Nous quittons l'hôpital aux alentours de vingt heures, et dehors, il fait déjà nuit noire. Ma grand-mère resserre autour d’elle son châle de laine en frissonnant tandis que je me contente d’inspirer l’air frais de la fin de soirée. Dans les montagnes, la nuit est plus fraîche, et je me surprends à trouver cela plus agréable. L’été dans la ville où j’habitais était plus chaud, et j’ai toujours moins supporté la chaleur que le froid. Les quelques personnes qui quittent ou rejoignent leur voiture sur le parking me lancent des regards perplexes, surement parce que je me promène en tee-shirt à manche courte alors qu’ils se couvrent de pulls chauds. Lorsque je démarre mon 4x4, le tableau de bord affiche une température de 4°C.
Nous roulons depuis à peu près une demi-heure lorsque ma voiture commence à montrer des signes de faiblesse. Le moteur émet un son incongru et la lumière du tableau de bord se met à clignoter. Le véhicule ralentit, les phares semblent de moins en moins lumineux.
— Qu’est-ce qui se passe ? s’enquit ma grand-mère, l’inquiétude pointant dans sa voix.
— Aucune idée. C’est quoi ce bordel ? j’ajoute, plus pour moi-même.
Je réussis à me coller au bas-côté lorsque la voiture finit par caler, à la lisière des arbres. Autour de nous, le silence se fait et le noir de la forêt nous envahit. Je fais tourner les clefs pour redémarrer, mais le moteur n’émet qu’un son de claquement répétitif sans parvenir à se relancer.
— Fais chier… je peste, détachant ma ceinture. Je vais aller voir sous le capot.

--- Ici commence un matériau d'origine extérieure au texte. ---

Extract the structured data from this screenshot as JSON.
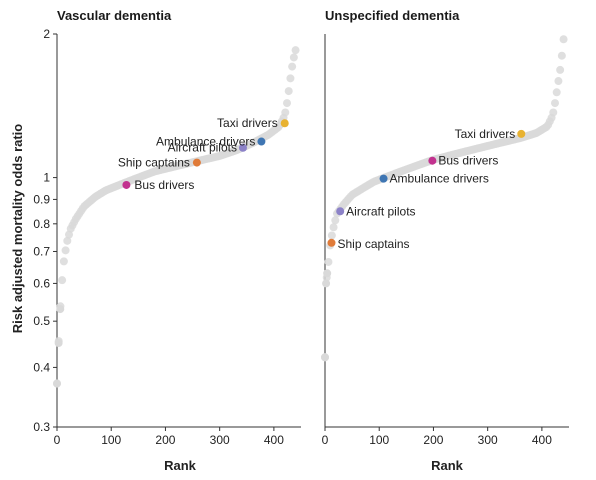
{
  "chart_data": [
    {
      "type": "scatter",
      "title": "Vascular dementia",
      "xlabel": "Rank",
      "ylabel": "Risk adjusted mortality odds ratio",
      "xlim": [
        0,
        450
      ],
      "ylim": [
        0.3,
        2
      ],
      "yscale": "log",
      "xticks": [
        0,
        100,
        200,
        300,
        400
      ],
      "yticks": [
        0.3,
        0.4,
        0.5,
        0.6,
        0.7,
        0.8,
        0.9,
        1,
        2
      ],
      "background_series": {
        "color": "#d9d9d9",
        "points": [
          [
            0,
            0.37
          ],
          [
            3,
            0.45
          ],
          [
            6,
            0.53
          ],
          [
            9,
            0.6
          ],
          [
            12,
            0.66
          ],
          [
            18,
            0.73
          ],
          [
            25,
            0.78
          ],
          [
            35,
            0.82
          ],
          [
            50,
            0.87
          ],
          [
            70,
            0.91
          ],
          [
            90,
            0.94
          ],
          [
            110,
            0.96
          ],
          [
            130,
            0.98
          ],
          [
            150,
            1.0
          ],
          [
            180,
            1.03
          ],
          [
            210,
            1.05
          ],
          [
            240,
            1.07
          ],
          [
            270,
            1.09
          ],
          [
            300,
            1.11
          ],
          [
            330,
            1.14
          ],
          [
            360,
            1.18
          ],
          [
            390,
            1.23
          ],
          [
            410,
            1.28
          ],
          [
            420,
            1.35
          ],
          [
            425,
            1.45
          ],
          [
            430,
            1.6
          ],
          [
            435,
            1.75
          ],
          [
            440,
            1.85
          ]
        ]
      },
      "highlighted": [
        {
          "label": "Bus drivers",
          "x": 128,
          "y": 0.965,
          "color": "#c2328f"
        },
        {
          "label": "Ship captains",
          "x": 258,
          "y": 1.075,
          "color": "#e07b39"
        },
        {
          "label": "Aircraft pilots",
          "x": 343,
          "y": 1.155,
          "color": "#8c82c8"
        },
        {
          "label": "Ambulance drivers",
          "x": 377,
          "y": 1.19,
          "color": "#3f76b3"
        },
        {
          "label": "Taxi drivers",
          "x": 420,
          "y": 1.3,
          "color": "#e8b231"
        }
      ]
    },
    {
      "type": "scatter",
      "title": "Unspecified dementia",
      "xlabel": "Rank",
      "ylabel": "",
      "xlim": [
        0,
        450
      ],
      "ylim": [
        0.3,
        2
      ],
      "yscale": "log",
      "xticks": [
        0,
        100,
        200,
        300,
        400
      ],
      "background_series": {
        "color": "#d9d9d9",
        "points": [
          [
            0,
            0.42
          ],
          [
            2,
            0.6
          ],
          [
            4,
            0.63
          ],
          [
            6,
            0.66
          ],
          [
            10,
            0.73
          ],
          [
            15,
            0.78
          ],
          [
            22,
            0.84
          ],
          [
            35,
            0.88
          ],
          [
            50,
            0.92
          ],
          [
            70,
            0.95
          ],
          [
            90,
            0.98
          ],
          [
            110,
            1.0
          ],
          [
            140,
            1.03
          ],
          [
            170,
            1.06
          ],
          [
            200,
            1.09
          ],
          [
            240,
            1.12
          ],
          [
            280,
            1.15
          ],
          [
            320,
            1.18
          ],
          [
            360,
            1.21
          ],
          [
            390,
            1.24
          ],
          [
            410,
            1.28
          ],
          [
            420,
            1.35
          ],
          [
            425,
            1.45
          ],
          [
            430,
            1.58
          ],
          [
            435,
            1.72
          ],
          [
            440,
            1.95
          ]
        ]
      },
      "highlighted": [
        {
          "label": "Ship captains",
          "x": 12,
          "y": 0.73,
          "color": "#e07b39"
        },
        {
          "label": "Aircraft pilots",
          "x": 28,
          "y": 0.85,
          "color": "#8c82c8"
        },
        {
          "label": "Ambulance drivers",
          "x": 108,
          "y": 0.995,
          "color": "#3f76b3"
        },
        {
          "label": "Bus drivers",
          "x": 198,
          "y": 1.085,
          "color": "#c2328f"
        },
        {
          "label": "Taxi drivers",
          "x": 362,
          "y": 1.235,
          "color": "#e8b231"
        }
      ]
    }
  ]
}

La vieille dame me répond par un hochement de tête et j’attrape mon téléphone pour m’éclairer un peu. Une fois le nez dans le moteur, je ne suis pas bien avancée. Pas de fumée ni de fuite à déclarer, et mes faibles compétences de mécanicienne sont largement dépassées. Je m’apprête à retourner vers la voiture quand un craquement de brindille se fait entendre, un peu plus loin. Je me fige. Pas de quoi paniquer, c’est sûrement un lapin, ou au pire un renard, je songe plus comme une prière que comme une vraie conviction.
Un grognement sourd se fait entendre, je suis pétrifiée. Je n’ose pas me retourner. Mes yeux croisent ceux de ma grand-mère, dans l’obscurité : elle l’a entendu également.
Je frissonne - certainement pas de froid - et déglutit difficilement, avant de réussir à faire un pas vers le côté conducteur. Le grognement se fait plus fort - ou plus proche ?! - et je trébuche en laissant mon téléphone tomber. Je n’ose pas me baisser pour le récupérer, et, plongée dans le noir, je tate le capot pour m’orienter, aux aguets. Le bruissement du vent dans les feuilles des arbres me parvient, et j’arrête de respirer une seconde, puis deux, puis trois, et j’ai l’impression qu’une éternité s’écoule. J’entends un souffle tout près, puis un rugissement bestial, et pour finir un cri strident qui perce le silence de la nuit. Mon cri.